PHILIPPE DAGEN
“ Julien Beneyton peint la rue et la banlieue ”
2007

Article written in “Le Monde, 07/01/2007” for the solo show 2006, Galerie Alain Le Gaillard, Paris, FR

Julien Beneyton peint la rue et la banlieue

A quoi peut servir la peinture au temps de la télévision ou même de la photographie ? A contraindre l’œil à prendre du temps, à s’attarder sur les êtres et les choses, à ne plus se contenter de reconnaître au passage les stéréotypes communs. Julien Beneyton – 29 ans, ancien élève des Beaux-Arts de Paris – peint la rue, la banlieue et ceux qui y habitent : le marchand de journaux, les SDF sous le pont, les jeunes costumés en basketteurs et en rappeurs, leurs mères africaines dans leurs grandes robes, les revendeurs du métro.
On découvre ce travail dans deux galeries parisiennes. Ce sont soit des portraits en buste, soit ce qui s’appelait autrefois des scènes de genre : des personnages en situation dans des espaces saturés de signes et d’objets, dont la présence et la nature fondent le réalisme de la description. Le travail commence par la promenade, à Paris ou New-York, et continue par des rencontres et des conversations, moyen de convaincre celles et ceux que Beneyton veut faire entrer dans ses oeuvres et de le laisser les observer.
L’oeil boulimique et minutieux, le peintre note tout avec la même précision neutre et la même efficacité : les titres et les photos des journaux, les affiches se recouvrant sur les murs, les détails des vêtements et des architectures. Il dévisage inconnus et amis, qui le dévisagent eux aussi, surpris sans doute de l’irruption d’un peintre dans ce monde où on le croirait déplacé.

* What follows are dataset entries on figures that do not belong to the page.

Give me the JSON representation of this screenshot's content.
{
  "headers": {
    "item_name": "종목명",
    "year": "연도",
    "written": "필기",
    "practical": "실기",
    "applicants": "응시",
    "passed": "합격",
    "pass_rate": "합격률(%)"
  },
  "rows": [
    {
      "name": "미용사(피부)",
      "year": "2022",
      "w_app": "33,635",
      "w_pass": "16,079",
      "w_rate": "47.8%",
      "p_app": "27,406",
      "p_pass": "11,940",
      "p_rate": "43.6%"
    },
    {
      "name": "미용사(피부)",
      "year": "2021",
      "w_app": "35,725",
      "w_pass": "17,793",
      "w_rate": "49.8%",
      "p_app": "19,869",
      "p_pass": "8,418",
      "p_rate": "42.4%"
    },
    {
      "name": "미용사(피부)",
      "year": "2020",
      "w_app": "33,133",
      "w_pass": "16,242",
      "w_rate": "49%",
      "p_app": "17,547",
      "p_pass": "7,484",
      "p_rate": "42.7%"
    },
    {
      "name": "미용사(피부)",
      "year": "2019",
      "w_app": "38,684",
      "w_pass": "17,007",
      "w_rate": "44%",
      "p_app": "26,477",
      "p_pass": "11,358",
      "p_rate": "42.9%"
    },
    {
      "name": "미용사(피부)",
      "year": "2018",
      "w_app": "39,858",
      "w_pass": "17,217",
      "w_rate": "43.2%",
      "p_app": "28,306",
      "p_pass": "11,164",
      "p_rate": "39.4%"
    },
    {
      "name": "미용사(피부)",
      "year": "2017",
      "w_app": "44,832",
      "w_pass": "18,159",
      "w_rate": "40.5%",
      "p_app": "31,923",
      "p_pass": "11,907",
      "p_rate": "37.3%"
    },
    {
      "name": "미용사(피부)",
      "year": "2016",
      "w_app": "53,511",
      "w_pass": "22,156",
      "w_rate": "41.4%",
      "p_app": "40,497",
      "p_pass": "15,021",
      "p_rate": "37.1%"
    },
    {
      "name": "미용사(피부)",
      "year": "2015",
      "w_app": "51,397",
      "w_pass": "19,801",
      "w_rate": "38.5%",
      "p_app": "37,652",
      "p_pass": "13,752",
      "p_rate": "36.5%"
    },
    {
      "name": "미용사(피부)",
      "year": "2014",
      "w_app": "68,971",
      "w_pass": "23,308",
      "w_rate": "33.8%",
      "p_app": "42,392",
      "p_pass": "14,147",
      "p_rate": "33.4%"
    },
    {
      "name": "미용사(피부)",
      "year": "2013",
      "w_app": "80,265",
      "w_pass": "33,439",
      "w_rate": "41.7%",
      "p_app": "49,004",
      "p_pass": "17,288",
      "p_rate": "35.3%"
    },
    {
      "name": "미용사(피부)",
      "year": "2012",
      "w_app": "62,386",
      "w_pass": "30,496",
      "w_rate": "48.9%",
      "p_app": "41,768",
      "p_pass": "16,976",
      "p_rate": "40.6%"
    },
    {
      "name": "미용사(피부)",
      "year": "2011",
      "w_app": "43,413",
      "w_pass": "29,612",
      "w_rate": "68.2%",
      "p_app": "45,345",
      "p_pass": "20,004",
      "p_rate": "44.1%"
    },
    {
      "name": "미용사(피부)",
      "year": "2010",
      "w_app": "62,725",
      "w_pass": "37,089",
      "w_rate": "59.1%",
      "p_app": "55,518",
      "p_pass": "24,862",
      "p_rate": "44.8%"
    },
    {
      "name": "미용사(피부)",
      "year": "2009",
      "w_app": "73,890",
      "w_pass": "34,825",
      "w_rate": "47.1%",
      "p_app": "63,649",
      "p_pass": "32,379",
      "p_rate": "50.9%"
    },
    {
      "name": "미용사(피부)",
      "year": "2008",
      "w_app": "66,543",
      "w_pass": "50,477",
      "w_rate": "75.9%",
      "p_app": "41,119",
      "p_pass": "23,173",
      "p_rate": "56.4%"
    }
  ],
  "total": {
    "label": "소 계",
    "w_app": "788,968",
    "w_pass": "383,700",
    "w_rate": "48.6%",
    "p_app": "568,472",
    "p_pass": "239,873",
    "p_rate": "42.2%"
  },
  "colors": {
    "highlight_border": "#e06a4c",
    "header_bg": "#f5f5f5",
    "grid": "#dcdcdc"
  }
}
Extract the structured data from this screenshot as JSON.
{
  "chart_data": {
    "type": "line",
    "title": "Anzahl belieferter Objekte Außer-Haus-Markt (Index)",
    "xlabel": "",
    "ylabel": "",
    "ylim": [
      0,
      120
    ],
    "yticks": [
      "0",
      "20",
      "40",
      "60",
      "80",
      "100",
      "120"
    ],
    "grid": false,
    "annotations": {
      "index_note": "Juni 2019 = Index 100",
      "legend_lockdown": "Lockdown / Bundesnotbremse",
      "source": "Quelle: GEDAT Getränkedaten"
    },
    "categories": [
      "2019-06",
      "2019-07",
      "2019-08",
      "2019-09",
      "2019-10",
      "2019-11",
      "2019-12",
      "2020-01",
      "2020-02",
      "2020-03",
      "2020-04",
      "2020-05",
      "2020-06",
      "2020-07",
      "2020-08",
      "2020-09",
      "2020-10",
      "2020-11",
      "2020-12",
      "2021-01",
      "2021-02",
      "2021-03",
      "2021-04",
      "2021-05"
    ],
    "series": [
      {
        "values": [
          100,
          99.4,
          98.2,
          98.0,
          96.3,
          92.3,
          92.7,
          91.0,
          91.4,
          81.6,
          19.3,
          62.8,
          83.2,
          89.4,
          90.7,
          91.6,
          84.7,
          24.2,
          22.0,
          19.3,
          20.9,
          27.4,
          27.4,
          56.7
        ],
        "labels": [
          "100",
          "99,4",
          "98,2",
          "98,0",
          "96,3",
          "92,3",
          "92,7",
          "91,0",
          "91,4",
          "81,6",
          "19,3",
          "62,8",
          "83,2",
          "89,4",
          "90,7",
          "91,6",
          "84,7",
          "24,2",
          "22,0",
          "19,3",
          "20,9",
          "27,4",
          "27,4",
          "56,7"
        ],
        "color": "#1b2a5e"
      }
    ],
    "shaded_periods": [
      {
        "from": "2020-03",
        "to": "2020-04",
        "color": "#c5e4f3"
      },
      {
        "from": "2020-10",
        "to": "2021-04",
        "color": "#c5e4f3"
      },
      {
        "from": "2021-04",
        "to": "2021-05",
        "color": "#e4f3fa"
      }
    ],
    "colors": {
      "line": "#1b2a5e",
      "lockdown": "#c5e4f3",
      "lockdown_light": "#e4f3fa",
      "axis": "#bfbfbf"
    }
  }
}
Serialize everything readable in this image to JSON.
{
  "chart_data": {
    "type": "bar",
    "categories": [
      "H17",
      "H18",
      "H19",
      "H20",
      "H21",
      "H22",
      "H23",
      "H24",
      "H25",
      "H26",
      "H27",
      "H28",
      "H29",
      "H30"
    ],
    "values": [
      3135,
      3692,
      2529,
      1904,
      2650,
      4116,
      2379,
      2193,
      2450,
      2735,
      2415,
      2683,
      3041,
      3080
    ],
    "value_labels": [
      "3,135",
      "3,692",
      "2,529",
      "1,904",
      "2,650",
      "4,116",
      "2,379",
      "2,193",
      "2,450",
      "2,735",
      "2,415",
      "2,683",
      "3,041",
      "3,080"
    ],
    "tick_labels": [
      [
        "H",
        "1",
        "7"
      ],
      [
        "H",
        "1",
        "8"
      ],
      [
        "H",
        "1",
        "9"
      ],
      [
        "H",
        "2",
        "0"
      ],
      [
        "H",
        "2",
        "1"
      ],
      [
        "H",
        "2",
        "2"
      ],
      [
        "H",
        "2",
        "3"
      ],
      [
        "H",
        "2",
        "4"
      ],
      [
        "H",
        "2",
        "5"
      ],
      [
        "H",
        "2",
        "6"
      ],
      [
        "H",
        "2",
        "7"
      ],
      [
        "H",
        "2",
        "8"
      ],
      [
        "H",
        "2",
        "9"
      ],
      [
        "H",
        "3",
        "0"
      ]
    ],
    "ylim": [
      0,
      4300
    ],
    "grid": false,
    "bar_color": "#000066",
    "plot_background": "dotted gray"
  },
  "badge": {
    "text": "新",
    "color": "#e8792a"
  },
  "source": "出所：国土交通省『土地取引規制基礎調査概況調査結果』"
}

Des histoires, des humeurs

Cette relation faite de silences, de surprises et d’interrogations fait échapper les modèles aux lieux communs (le Bronx barbare, le 93 des « sauvageons »), rend à chacun sa singularité et sa densité. Ils ne jouent plus un rôle, ne sont plus les exemples « typiques » d’un « milieu » ou d’une « classe dangereuse », mais des individus, chacun avec son histoire et son humeur.
C’est ainsi, parce qu’elle évite autant l’exotisme pittoresque que les simplifications pseudosociologiques, que la peinture de Beneyton peut être tenue pour politique : elle désarme les habitudes de regard, et donc celles de la pensée.